أَشْهَدُ أَنْ لاَ إِلَـهَ إِلاَّ اللهُ وَحْدَهُ لاَ شَرِيْكَ لَهُ وَأَشْهَدُ أَنَّ مُحَمَّدًا عَبْدُهُ وَرَسُوْلُهُ اَللَّهُمَّ اجْعَلْنِيْ مِنَ التَّوَّابِيْنَ وَاجْعَلْنِيْ مِنَ الْمُتَطَهِّرِيْنَ

”saya bersaksi bahwa tiada Tuhan selain Allah Yang Maha Esa dan tiada sekutu bagiNya. Aku bersaksi bahwa Muhammad adalah hamba dan utusanNya.Ya Allah, jadikanlah aku termasuk orang-orang yang bertobat dan jadikanlah aku termasuk orang-orang yang bersuci”, dibukakan baginya pintu pintu surga dan masuk ke dalam pintu yang ia sukai (HR at-Tirmidzi, al-Bazzar dan at-Thabrani)

عَنْ أَبِي سَعِيْدٍ الخُدْرِي رَضِيَ اللهُ عَنْهُ،  قَالَ رَسُوْلُ اللهِ صَلَّى اللهُ عَلَيْهِ وَآلِهِ وَسَلَّمَ : مَنْ تَوَضَّأ فَقَالَ سُبْحَانَكَ اللَّهُمَّ وَبِحَمْدِكَ، أَشْهَدُ أَنْ لاَ إِلَـهَ إِلاَّ  أَنْتَ، أَسْتَغْفِرُكَ وَأَتُوْبُ إِلَيْكَ كُتِبَ فِي رَقٍّ ثُمَّ طُبِعَ بِطَابَعٍ فَلَمْ يُكْسَرْ إِلَى يَوْمِ الْقِيَامَةِ (رواه النسائي و الحاكم في المستدرك) أبي سعيد الخدري

Dalam hadits lainnya dari Abu Said Al-Khudri ra, Rasulallah saw bersabda: “Barangsiapa berwudu lalu berdo’a:

سُبْحَانَكَ اللَّهُمَّ وَبِحَمْدِكَ، أَشْهَدُ أَنْ لاَ إِلَـهَ إِلاَّ  أَنْتَ، أَسْتَغْفِرُكَ وَأَتُوْبُ إِلَيْكَ

“Maha suci Engkau Ya Allah, segala pujian untuk-Mu, tidak ada sesembahan yang berhak disembah selain Engkau, aku senantiasa memohon ampun dan bertaubat pada-Mu”, maka akan dicatat baginya di kertas dan dicetak sehingga tidak akan rusak hingga hari kiamat.” (HR an-Nasai’, al-Hakim dalam al-Mustadrak)

C- Yang Membatalkan Wudhu


1. Keluarnya sesuatu dari aurat depan dan belakang

Firman Allah:

وَإِن كُنتُم مَّرْضَى أَوْ عَلَى سَفَرٍ أَوْ جَآءَ أَحَدٌ مِّنْكُمْ مِّنَ الْغَائِطِ أَوْ لاَمَسْتُمُ النِّسَآءَ فَلَمْ تَجِدُواْ مَآءً فَتَيَمَّمُواْ صَعِيداً طَيِّباً فَامْسَحُواْ بِوُجُوهِكُمْ وَأَيْدِيكُمْ مِّنْهُ – المائدة ﴿٦﴾

Artinya: “dan jika kamu sakit atau dalam perjalanan atau kembali dari tempat buang air (kakus) atau menyentuh perempuan, lalu kamu tidak memperoleh air, maka bertayamumlah dengan tanah yang baik (bersih); sapulah mukamu dan tanganmu dengan tanah itu” (Qs Al-Maidah ayat: 6)
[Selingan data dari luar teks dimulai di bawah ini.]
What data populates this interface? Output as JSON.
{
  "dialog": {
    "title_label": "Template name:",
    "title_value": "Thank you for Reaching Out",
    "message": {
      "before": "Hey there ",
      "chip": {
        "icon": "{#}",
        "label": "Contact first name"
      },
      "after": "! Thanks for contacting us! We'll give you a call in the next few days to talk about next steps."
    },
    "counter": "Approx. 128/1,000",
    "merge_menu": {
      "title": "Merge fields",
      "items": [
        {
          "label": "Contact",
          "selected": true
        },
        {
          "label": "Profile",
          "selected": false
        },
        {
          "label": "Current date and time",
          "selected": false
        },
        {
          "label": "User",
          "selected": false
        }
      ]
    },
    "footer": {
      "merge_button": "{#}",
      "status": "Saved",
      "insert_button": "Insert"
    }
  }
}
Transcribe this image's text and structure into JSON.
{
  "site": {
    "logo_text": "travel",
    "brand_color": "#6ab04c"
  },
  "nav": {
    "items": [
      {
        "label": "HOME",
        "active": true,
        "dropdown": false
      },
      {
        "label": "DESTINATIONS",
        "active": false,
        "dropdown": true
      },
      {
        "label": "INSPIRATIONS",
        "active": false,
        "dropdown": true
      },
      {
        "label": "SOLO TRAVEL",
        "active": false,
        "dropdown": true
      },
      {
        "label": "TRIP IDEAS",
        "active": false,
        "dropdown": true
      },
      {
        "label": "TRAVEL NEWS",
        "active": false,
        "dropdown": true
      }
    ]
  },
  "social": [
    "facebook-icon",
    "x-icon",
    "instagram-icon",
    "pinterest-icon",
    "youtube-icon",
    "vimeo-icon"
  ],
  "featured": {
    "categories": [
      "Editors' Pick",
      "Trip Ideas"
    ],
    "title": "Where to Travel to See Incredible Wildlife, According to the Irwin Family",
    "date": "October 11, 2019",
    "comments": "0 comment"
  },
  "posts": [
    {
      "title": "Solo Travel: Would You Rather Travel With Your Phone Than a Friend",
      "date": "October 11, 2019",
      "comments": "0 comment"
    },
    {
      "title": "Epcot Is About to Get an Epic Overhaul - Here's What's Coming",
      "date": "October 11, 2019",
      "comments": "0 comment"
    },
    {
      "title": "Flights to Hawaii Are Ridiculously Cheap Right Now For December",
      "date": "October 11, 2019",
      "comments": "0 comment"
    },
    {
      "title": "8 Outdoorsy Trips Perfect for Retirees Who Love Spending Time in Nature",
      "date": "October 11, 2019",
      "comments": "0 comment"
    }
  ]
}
عَنْ أَبِي هرَيْرَةَ رَضِيَ اللهُ عَنْهُ ، قَالَ رَسُوْلُ اللهِ صَلَّى اللهُ عَلَيْهِ وَآلِهِ وَسَلَّمَ : لاَ وُضُوْءَ إِلاَّ مِنْ صَوْتٍ أَوْ رِيْحٍ (رواه الترمذي)

Dari Abu Hurairah ra. Rasulallah saw bersabda “Tidaklah batal wudhu seseorang kecuali keluar suara atau bau (dari aurat belakan) (HR at-Tirmidzi).

عَنْ المِقْدَاد بن الأَسْوَد أَنَّ النَبِيَّ صَلَّى اللهُ عَلَيْهِ وَآلِهِ وَسَلَّمَ قَالَ : فيِ المَذِى يُنْضَحُ فَرْجُهُ بالماءِ وَيَتَوَضَّأُ وُضُوْءَهُ للصلاه (رواه البخاري و مسلم)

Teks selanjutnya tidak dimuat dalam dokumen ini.